E-cigarette usage may impair fertility and pregnancy outcomes, according to a mouse study published in the Journal of the Endocrine Society.
Researchers led by Kathleen Caron, PhD, of University of North Carolina at Chapel Hill, N.C., point out that while the dangers of cigarette smoke are well established, the England Public Health system has ruled e-cigarettes to be 95% safer than conventional cigarettes and subsequently, the public is encouraged to use e-cigarettes as an effective smoking cessation tool. “Contrastingly, the European Respiratory Society reported that the safety of extended use of e-cigarettes compared with conventional tobacco is unknown,” the authors write. “Thus, studies of the safety of e-cigarettes are needed, especially among pregnant women and future offspring.”
Caron and her team write that recent literature shows that e-cigarette exposure in utero causes changes in metabolic, inflammatory, neurologic, and pulmonary factors in exposed mouse offspring. “However, the reproductive fitness and fetal outcomes of dams exposed to e-cigarettes before and during pregnancy have yet to be determined,” the authors write. “Here, we directly examine the effects of e-cigarettes on pregnancy initiation and second-generation fetal reproductive health and find that e-cigarettes delay implantation and impair the health of future offspring.”
In this study, researchers used a mouse model to examine whether e-cigarette exposure impairs fertility and offspring health.

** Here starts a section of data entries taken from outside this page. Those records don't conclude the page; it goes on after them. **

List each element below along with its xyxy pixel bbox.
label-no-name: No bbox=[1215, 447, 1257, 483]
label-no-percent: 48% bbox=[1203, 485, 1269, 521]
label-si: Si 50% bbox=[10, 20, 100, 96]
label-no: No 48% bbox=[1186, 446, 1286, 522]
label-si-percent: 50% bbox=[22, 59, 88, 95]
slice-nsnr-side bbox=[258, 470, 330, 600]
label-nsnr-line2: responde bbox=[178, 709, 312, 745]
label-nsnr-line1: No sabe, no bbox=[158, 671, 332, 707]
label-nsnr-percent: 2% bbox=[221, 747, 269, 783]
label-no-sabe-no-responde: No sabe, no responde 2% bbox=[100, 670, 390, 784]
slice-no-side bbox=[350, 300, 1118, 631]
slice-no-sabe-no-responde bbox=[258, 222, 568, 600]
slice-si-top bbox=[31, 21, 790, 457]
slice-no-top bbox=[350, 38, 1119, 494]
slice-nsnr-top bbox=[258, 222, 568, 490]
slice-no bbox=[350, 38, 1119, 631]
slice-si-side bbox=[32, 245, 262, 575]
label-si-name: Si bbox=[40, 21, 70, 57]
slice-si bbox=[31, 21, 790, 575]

After exposure to e-cigarette vapor, female mice showed decreased embryo implantation and a significant delay in the onset of pregnancy with the first litter. Female offspring exposed to e-cigarettes in utero also failed to gain as much weight as control mice by the 8.5 month mark.

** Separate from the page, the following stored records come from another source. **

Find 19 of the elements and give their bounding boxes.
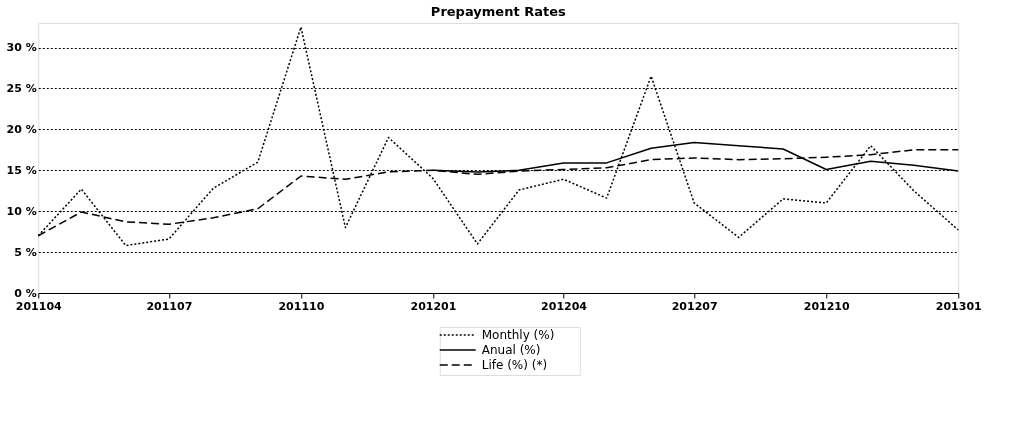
x-tick-label: 201207 <box>671 299 718 313</box>
x-tick-label: 201301 <box>935 299 982 313</box>
x-tick-label: 201107 <box>146 299 193 313</box>
y-tick-label: 20 % <box>6 122 37 136</box>
y-tick-label: 15 % <box>6 163 37 177</box>
x-tick-label: 201210 <box>803 299 851 313</box>
legend-label: Monthly (%) <box>481 328 555 342</box>
legend-label: Life (%) (*) <box>481 358 548 372</box>
x-tick-label: 201104 <box>15 299 63 313</box>
y-tick-label: 0 % <box>14 286 37 300</box>
y-tick-label: 25 % <box>6 81 37 95</box>
y-tick-label: 30 % <box>6 41 37 55</box>
y-tick-label: 5 % <box>14 245 37 259</box>
x-tick-label: 201110 <box>278 299 325 313</box>
x-tick-label: 201201 <box>410 299 457 313</box>
x-tick-label: 201204 <box>541 299 588 313</box>
legend-label: Anual (%) <box>481 343 541 357</box>
y-tick-label: 10 % <box>6 204 37 218</box>
chart-title: Prepayment Rates <box>430 4 566 19</box>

The researchers write that e-cigarettes are being used more and more by reproductive-age and even pregnant women, so it is important to evaluate whether and how e-cigarettes contribute to pregnancy success and fetal health. They go on to write that further clinical investigations are needed to examine how e-cigarettes may affect pregnancy initiation in women. Based on the results of this study, the authors write that “e-cigarettes negatively influence implantation success and the future health of the in utero exposed fetus, resulting in abnormal pregnancy outcomes.”
“We found that e-cigarette usage prior to conception significantly delayed implantation of a fertilized embryo to the uterus, thus delaying and reducing fertility (in mice),” Caron says. “We also discovered that e-cigarette usage throughout pregnancy changed the long-term health and metabolism of female offspring—imparting lifelong, second-generation effects on the growing fetus. These findings are important because they change our views on the perceived safety of e-cigarettes as alternatives to traditional cigarettes before and during pregnancy.”